Le responsabilità del ministro Foti, a questo riguardo, sono praticamente nulle, visto che è entrato in carica da pochi mesi, e al suo stesso predecessore Fitto si può imputare per lo più solo un eccesso di ottimismo, non avendo mai preso ufficialmente in considerazione l’ipotesi che l’impegno complessivo di spesa, pur con gli aggiustamenti di tiro effettuati, non potesse essere portato a termine. Maggiori appaiono le ‘colpe’ dei governi Conte e Draghi, che troppo tempo hanno impiegato per individuare le opere e consentire che il piano divenisse finalmente operativo.
A febbraio il Governo Meloni cercherà con Bruxelles un accordo per una rimodulazione degli interventi, sulla falsariga di quello già ottenuto da Fitto nel corso del suo mandato. Saranno depennate opere irrealizzabili nei tempi fissati, sostituite con altri interventi. Per quanto si possa essere ottimisti, tuttavia, autorevoli esperti come Ercole Incalza sottolineano che, alla fine di giugno del prossimo anno, al massimo potranno essere stati spesi tra gli 80 e i 90 miliardi di euro. Equivale a dire che un centinaio di miliardi saranno rispediti al mittente, senza tenere in conto l’eventualità che Bruxelles possa infliggere sanzioni all’Italia per il parziale fallimento dell’obiettivo.
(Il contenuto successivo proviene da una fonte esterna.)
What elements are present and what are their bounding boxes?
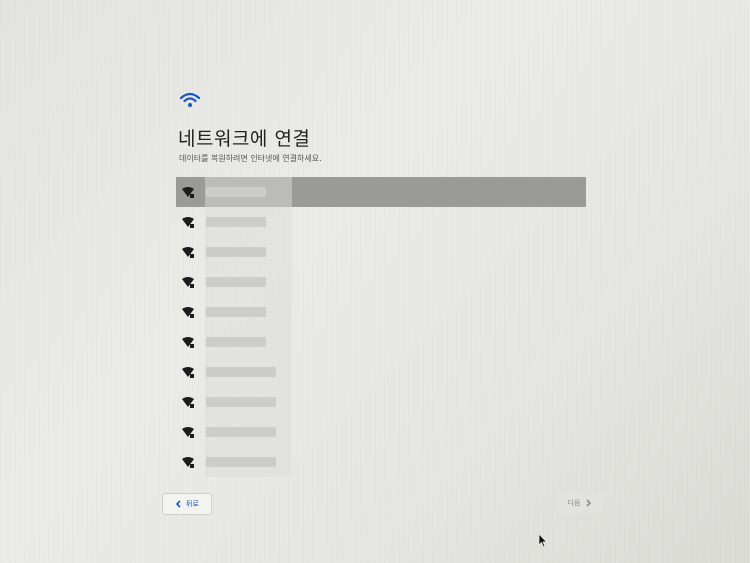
network-row[interactable] (176, 357, 586, 387)
network-name (206, 247, 266, 257)
network-name (206, 397, 276, 407)
back-label: 뒤로 (186, 500, 199, 508)
network-row[interactable] (176, 237, 586, 267)
network-row[interactable] (176, 327, 586, 357)
network-row[interactable] (176, 207, 586, 237)
network-name (206, 367, 276, 377)
mouse-pointer-icon (538, 533, 548, 548)
wifi-secured-icon (182, 337, 194, 348)
wifi-icon (180, 92, 200, 107)
wifi-secured-icon (182, 397, 194, 408)
next-label: 다음 (567, 499, 581, 507)
network-row[interactable] (176, 297, 586, 327)
wifi-secured-icon (182, 367, 194, 378)
network-list (176, 177, 586, 477)
network-row[interactable] (176, 267, 586, 297)
next-button[interactable]: 다음 (557, 493, 603, 513)
network-name (206, 277, 266, 287)
wifi-secured-icon (182, 277, 194, 288)
network-row[interactable] (176, 447, 586, 477)
chevron-right-icon (586, 499, 592, 507)
network-row-selected[interactable] (176, 177, 586, 207)
network-name (206, 337, 266, 347)
network-row[interactable] (176, 387, 586, 417)
network-name (206, 307, 266, 317)
network-name (206, 217, 266, 227)
wifi-secured-icon (182, 217, 194, 228)
network-row[interactable] (176, 417, 586, 447)
network-name (206, 187, 266, 197)
back-button[interactable]: 뒤로 (162, 493, 212, 515)
chevron-left-icon (175, 500, 181, 508)
wifi-secured-icon (182, 187, 194, 198)
page-title: 네트워크에 연결 (178, 128, 311, 150)
network-name (206, 427, 276, 437)
wifi-secured-icon (182, 247, 194, 258)
page-subtitle: 데이터를 복원하려면 인터넷에 연결하세요. (179, 154, 322, 163)
wifi-secured-icon (182, 457, 194, 468)
wifi-secured-icon (182, 307, 194, 318)
wifi-secured-icon (182, 427, 194, 438)
network-name (206, 457, 276, 467)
Il danneggiato maggiore per il flop Pnrr sarà, in ogni caso, il Mezzogiorno. Come ha rimarcato Foti, il governo intende rispettare il vincolo del 40% per il Sud, “anche perché il Mezzogiorno ha dimostrato di utilizzare al meglio i fondi e di farne volano per una crescita” che, nel 2024, “è stata superiore a quella del Nord”. Parole che, involontariamente, hanno il sapore di una beffa. Se, invece del 40%, al Sud fosse stato concentrato il 70-75% e tutte le istituzioni avessero puntato a ridurre drasticamente il gap territoriale grazie al Piano, con tutta probabilità si sarebbe evitato di perdere una straordinaria occasione per l’Italia.